While some have seen Oz reflected in the Bok Tower Gardens, the specific Boq-Bok connection seems to have escaped modern-day scholars. It would have been more obvious in 1900 to Baum’s readers (or more likely their parents), who would have thought it appropriate to give a nod to Edward Bok in a story of a poor American girl’s journey to success in the big (Emerald) city. 

But Baum perhaps had something else in mind with the character of Boq. Edward Bok was no feminist. He opposed the co-called “New Woman” who pushed for greater social status, more economic opportunity, and especially the right to vote. He took the title of his magazine quite literally; he had no respect for the woman who pushed for a role outside the home. “When a woman talks in that way,” he wrote in 1899, “you may always make up your mind that something is the matter with her: something is wrong, and that ‘something’ is almost invariably her intelligence…. The most barren homes in this country generally belong to one class of women: those who, on the platform and with pen, are always hysterically and frantically demanding an expansion of women’s opportunities.” These “platform women,” as he called them, have “never been a credit to, but ever a blot upon, American womanhood.” 

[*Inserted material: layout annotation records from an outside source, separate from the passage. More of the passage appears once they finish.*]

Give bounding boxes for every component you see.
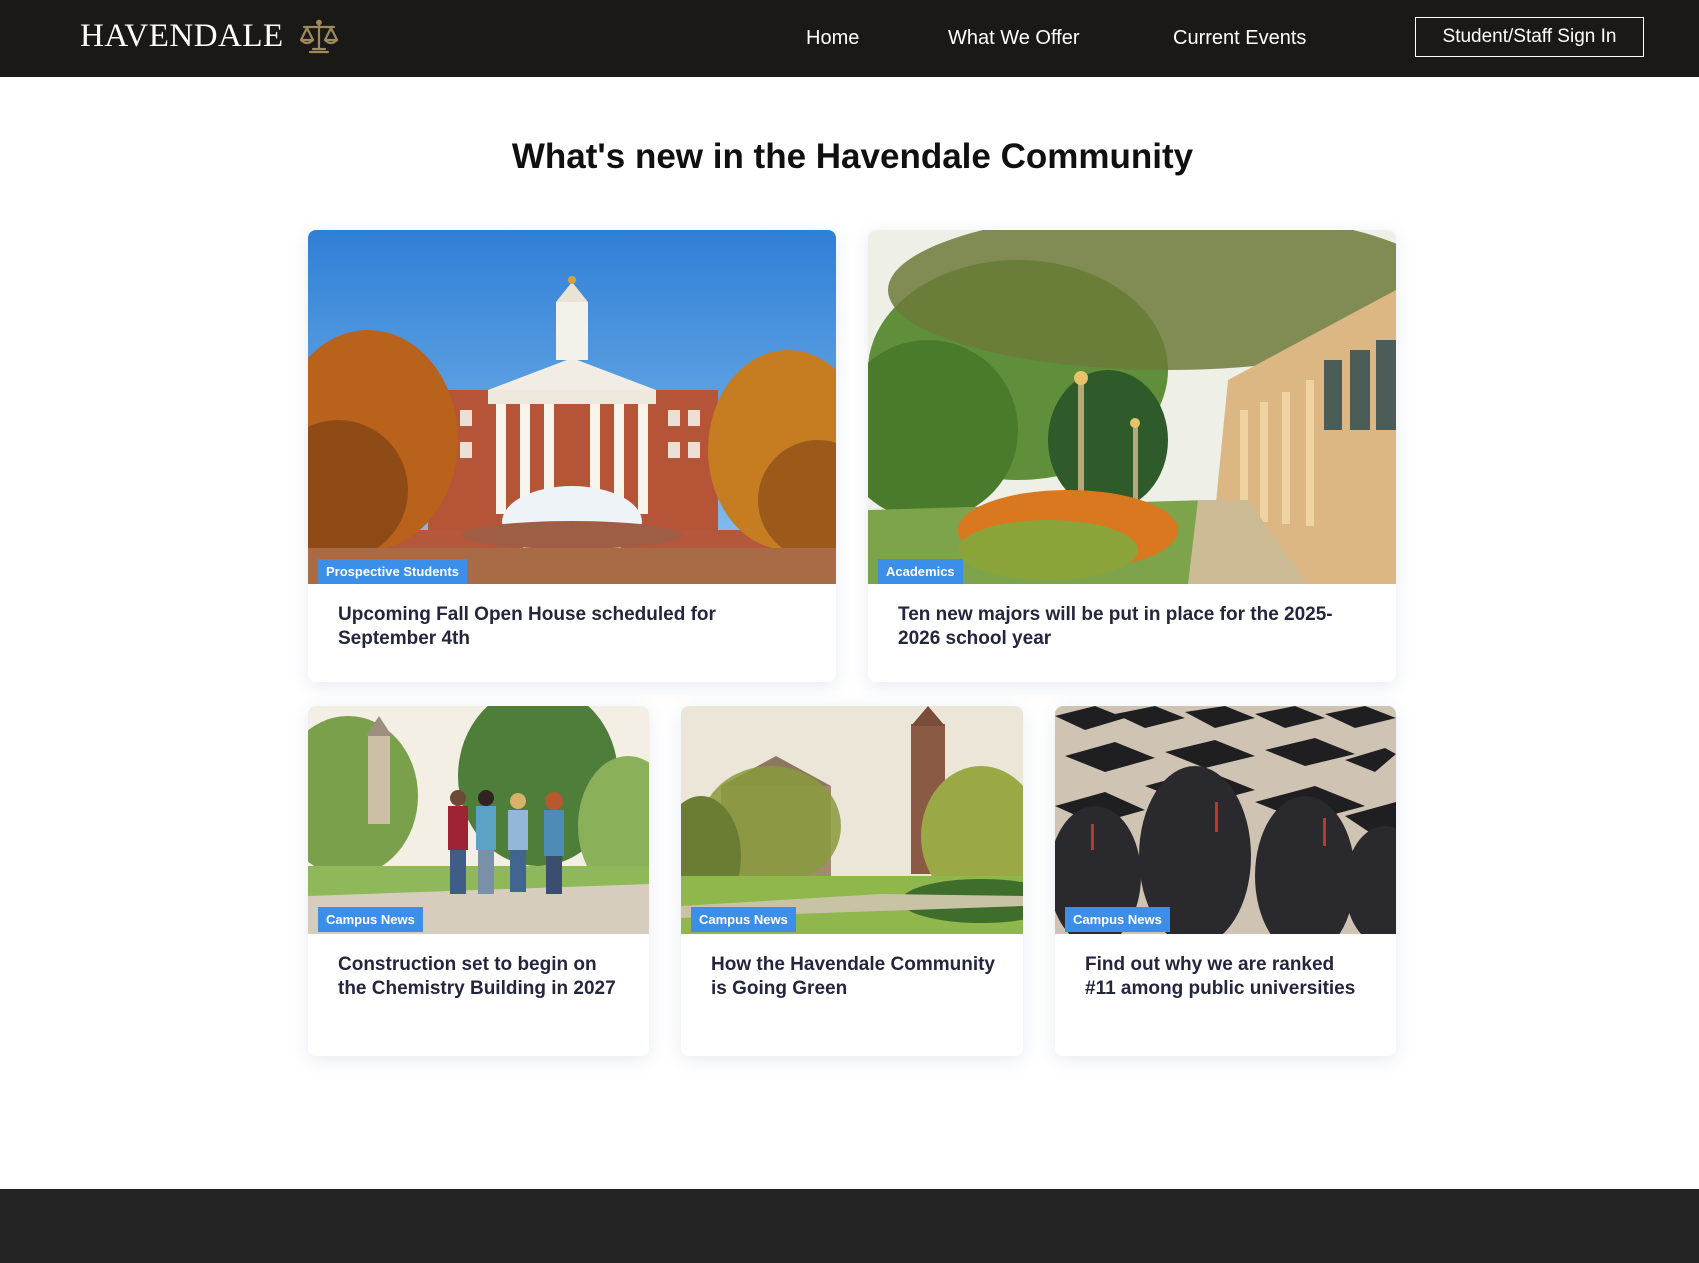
brand-name: HAVENDALE (80, 18, 284, 54)
page-title: What's new in the Havendale Community (511, 137, 1194, 176)
news-card-ranking[interactable]: Campus News Find out why we are ranked #… (1055, 706, 1396, 1056)
nav-home: Home (806, 0, 859, 77)
card-title[interactable]: Construction set to begin on the Chemist… (338, 953, 621, 1001)
news-card-chemistry-building[interactable]: Campus News Construction set to begin on… (308, 706, 649, 1056)
nav-what-we-offer: What We Offer (948, 0, 1080, 77)
sign-in-button[interactable]: Student/Staff Sign In (1415, 17, 1644, 57)
news-card-open-house[interactable]: Prospective Students Upcoming Fall Open … (308, 230, 836, 682)
category-badge[interactable]: Academics (878, 559, 963, 584)
site-footer (0, 1189, 1699, 1263)
news-card-new-majors[interactable]: Academics Ten new majors will be put in … (868, 230, 1396, 682)
category-badge[interactable]: Campus News (318, 907, 423, 932)
nav-link-home[interactable]: Home (806, 27, 859, 50)
campus-walkway-image (868, 230, 1396, 584)
card-title[interactable]: Find out why we are ranked #11 among pub… (1085, 953, 1368, 1001)
nav-link-what-we-offer[interactable]: What We Offer (948, 27, 1080, 50)
graduation-caps-image (1055, 706, 1396, 934)
campus-building-image (308, 230, 836, 584)
category-badge[interactable]: Prospective Students (318, 559, 467, 584)
site-header: HAVENDALE Home What We Offer Current Eve… (0, 0, 1699, 77)
students-walking-image (308, 706, 649, 934)
brand-logo[interactable]: HAVENDALE (80, 18, 340, 55)
card-title[interactable]: How the Havendale Community is Going Gre… (711, 953, 995, 1001)
scales-of-justice-icon (299, 19, 338, 53)
news-card-going-green[interactable]: Campus News How the Havendale Community … (681, 706, 1023, 1056)
card-title[interactable]: Ten new majors will be put in place for … (898, 603, 1368, 651)
card-title[interactable]: Upcoming Fall Open House scheduled for S… (338, 603, 808, 651)
category-badge[interactable]: Campus News (1065, 907, 1170, 932)
nav-current-events: Current Events (1173, 0, 1306, 77)
campus-gothic-image (681, 706, 1023, 934)
category-badge[interactable]: Campus News (691, 907, 796, 932)
nav-link-current-events[interactable]: Current Events (1173, 27, 1306, 50)
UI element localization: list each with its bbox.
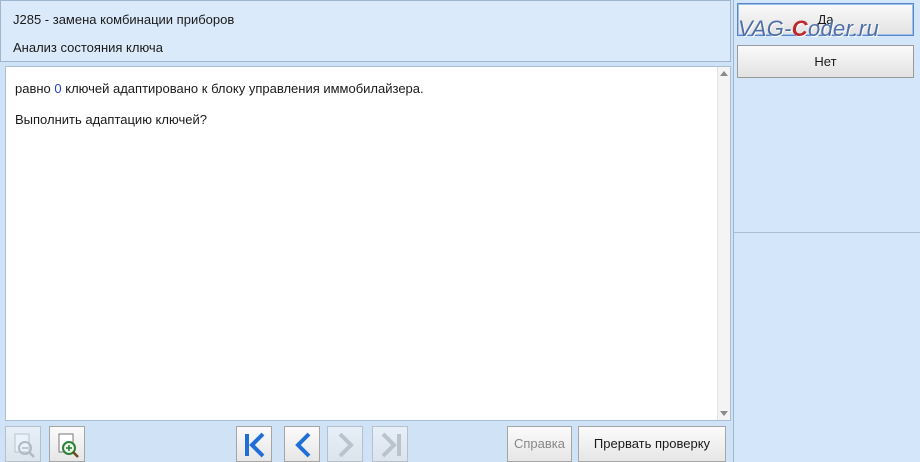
status-suffix: ключей адаптировано к блоку управления и…	[61, 81, 424, 96]
bottom-toolbar: Справка Прервать проверку	[0, 423, 733, 462]
help-button[interactable]: Справка	[507, 426, 572, 462]
message-panel: равно 0 ключей адаптировано к блоку упра…	[5, 66, 731, 421]
next-button[interactable]	[327, 426, 363, 462]
zoom-out-button[interactable]	[5, 426, 41, 462]
first-page-icon	[245, 432, 265, 458]
panel-divider	[734, 232, 920, 233]
abort-test-button[interactable]: Прервать проверку	[578, 426, 726, 462]
status-message: равно 0 ключей адаптировано к блоку упра…	[15, 81, 424, 96]
scroll-down-icon[interactable]	[720, 411, 728, 416]
status-prefix: равно	[15, 81, 55, 96]
answer-panel: Да Нет	[733, 0, 920, 462]
vertical-scrollbar[interactable]	[717, 67, 730, 420]
watermark-highlight: C	[791, 16, 808, 41]
previous-icon	[295, 432, 311, 458]
key-count: 0	[54, 81, 62, 96]
zoom-in-icon	[58, 433, 79, 458]
zoom-in-button[interactable]	[49, 426, 85, 462]
procedure-title: J285 - замена комбинации приборов	[13, 12, 235, 27]
scroll-up-icon[interactable]	[720, 71, 728, 76]
watermark: VAG-Coder.ru	[738, 16, 879, 42]
last-page-icon	[381, 432, 401, 458]
last-page-button[interactable]	[372, 426, 408, 462]
watermark-prefix: VAG-	[738, 16, 792, 41]
watermark-suffix: oder.ru	[807, 16, 879, 41]
question-text: Выполнить адаптацию ключей?	[15, 112, 207, 127]
header: J285 - замена комбинации приборов Анализ…	[0, 0, 731, 62]
no-button[interactable]: Нет	[737, 45, 914, 78]
step-title: Анализ состояния ключа	[13, 40, 163, 55]
zoom-out-icon	[14, 433, 35, 458]
first-page-button[interactable]	[236, 426, 272, 462]
previous-button[interactable]	[284, 426, 320, 462]
next-icon	[338, 432, 354, 458]
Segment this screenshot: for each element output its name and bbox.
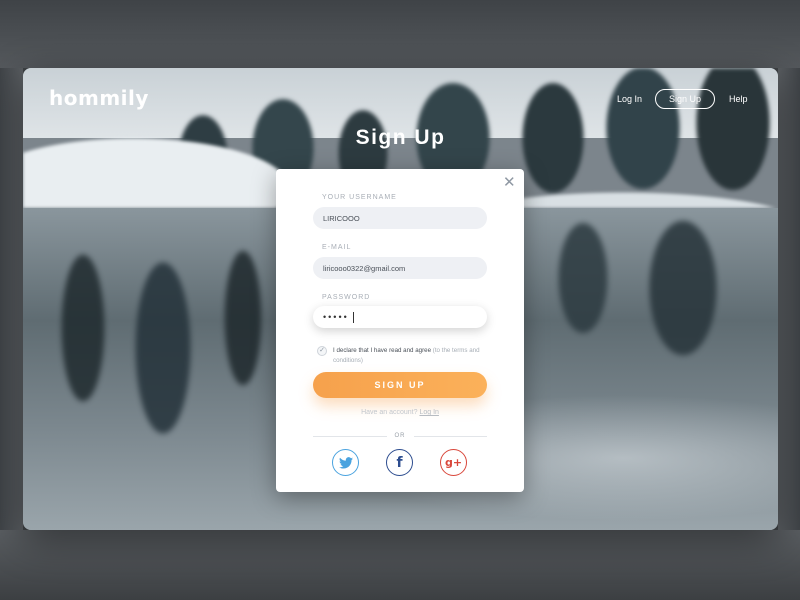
text-caret — [352, 311, 354, 323]
app-window: hommily Log In Sign Up Help Sign Up ✕ YO… — [23, 68, 778, 530]
password-field[interactable]: ••••• — [313, 306, 487, 328]
username-field[interactable]: LIRICOOO — [313, 207, 487, 229]
brand-logo[interactable]: hommily — [49, 86, 149, 110]
close-icon[interactable]: ✕ — [503, 175, 516, 190]
facebook-icon: f — [396, 454, 403, 471]
nav-signup-button[interactable]: Sign Up — [655, 89, 715, 109]
have-account-text: Have an account? — [361, 409, 418, 416]
password-label: PASSWORD — [322, 294, 371, 301]
or-divider: OR — [313, 431, 487, 441]
page-title: Sign Up — [355, 126, 446, 149]
email-field[interactable]: liricooo0322@gmail.com — [313, 257, 487, 279]
password-value: ••••• — [323, 312, 349, 322]
email-label: E-MAIL — [322, 244, 352, 251]
terms-text-main: I declare that I have read and agree — [333, 347, 432, 354]
nav-help-link[interactable]: Help — [729, 94, 748, 104]
facebook-button[interactable]: f — [386, 449, 413, 476]
top-nav: hommily Log In Sign Up Help — [23, 68, 778, 128]
google-plus-button[interactable]: g+ — [440, 449, 467, 476]
login-link[interactable]: Log In — [419, 409, 438, 416]
google-plus-icon: g+ — [444, 456, 463, 469]
username-label: YOUR USERNAME — [322, 194, 397, 201]
have-account-row: Have an account? Log In — [276, 409, 524, 416]
nav-login-link[interactable]: Log In — [617, 94, 642, 104]
signup-submit-button[interactable]: SIGN UP — [313, 372, 487, 398]
backdrop-left — [0, 68, 23, 530]
terms-text: I declare that I have read and agree (to… — [333, 346, 493, 366]
twitter-button[interactable] — [332, 449, 359, 476]
backdrop-right — [778, 68, 800, 530]
divider-line-right — [413, 435, 487, 437]
terms-checkbox[interactable]: ✓ — [317, 346, 327, 356]
backdrop-top — [0, 0, 800, 68]
backdrop-bottom — [0, 530, 800, 600]
signup-modal: ✕ YOUR USERNAME LIRICOOO E-MAIL liricooo… — [276, 169, 524, 492]
or-text: OR — [394, 433, 406, 439]
twitter-icon — [338, 456, 353, 469]
divider-line-left — [313, 435, 387, 437]
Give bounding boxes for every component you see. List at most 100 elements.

A few years later, in a piece in the New York Times arguing against women’s suffrage, Bok explained it this way: “Woman, by her very nature, is a personification of nervous energy; of emotion; of sentiment. That nervous energy and emotion were given her for expression in her natural channels—that of motherhood. And when she reaches that expression she finds ample outlet for all her nervous energy. But for a number of years there has grown up in America a dangerous type of women, a woman who, misunderstanding the modern currents of thought, has believed her work in the world lay outside of the home or who for some reason or other has developed a positive aversion to motherhood.” 

Baum, on the other hand, was a strong supporter of women’s rights and suffrage (and, incidentally, the son-in-law of Matilda Joslyn Gage, a leading “platform woman” and author, with Susan B. Anthony and Elizabeth Cady Stanton, of the History of Woman Suffrage). In 1890, as a newspaper editor in Aberdeen, Baum had been one of South Dakota’s strongest supporters for equal voting rights as the new state debated and voted on (and ultimately against) a statewide women’s suffrage amendment. Where Bok always described success in male terms, The Wonderful Wizard of Oz can easily be read as a feminist story: Dorothy is a hero figure, Oz is ruled by women, and male figures are generally weak. According to Michael Patrick Hearn, Baum’s chief biographer, the book is “almost universally acknowledged to be the earliest truly feminist American children’s book.” With the character of Boq helping the young heroine along her yellow brick road to success, Baum was perhaps getting in a little feminist jab at Edward Bok. 

Incidentally, a few years after publication of The Wonderful Wizard of Oz, Bok reportedly offered Baum $2,500 for a new story for the Ladies’ Home Journal. Baum responded with a story about a gingerbread man. Bok returned the manuscript with suggestions for revisions, including the addition of a human child with whom young readers could identify. Baum added Chick the Cherub, the child Bok had requested, but he refused to assign a gender to Chick. Chick could be a girl or a boy in the reader’s mind; Baum never used a gendered pronoun or gave other explicit indication of sex. When he completed the revised story, Baum did not return it to Bok for the magazine; instead, he sent it to Frank Reilly, who had been associated with the firm that first published The Wonderful Wizard of Oz and who now published Baum’s new story as John Dough and the Cherub (1906).

So, does The Wonderful Wizard of Oz have a hidden meaning? Yes, but perhaps the meaning is not Populism and the coinage of silver, but rather an affirmation of Baum’s feminism.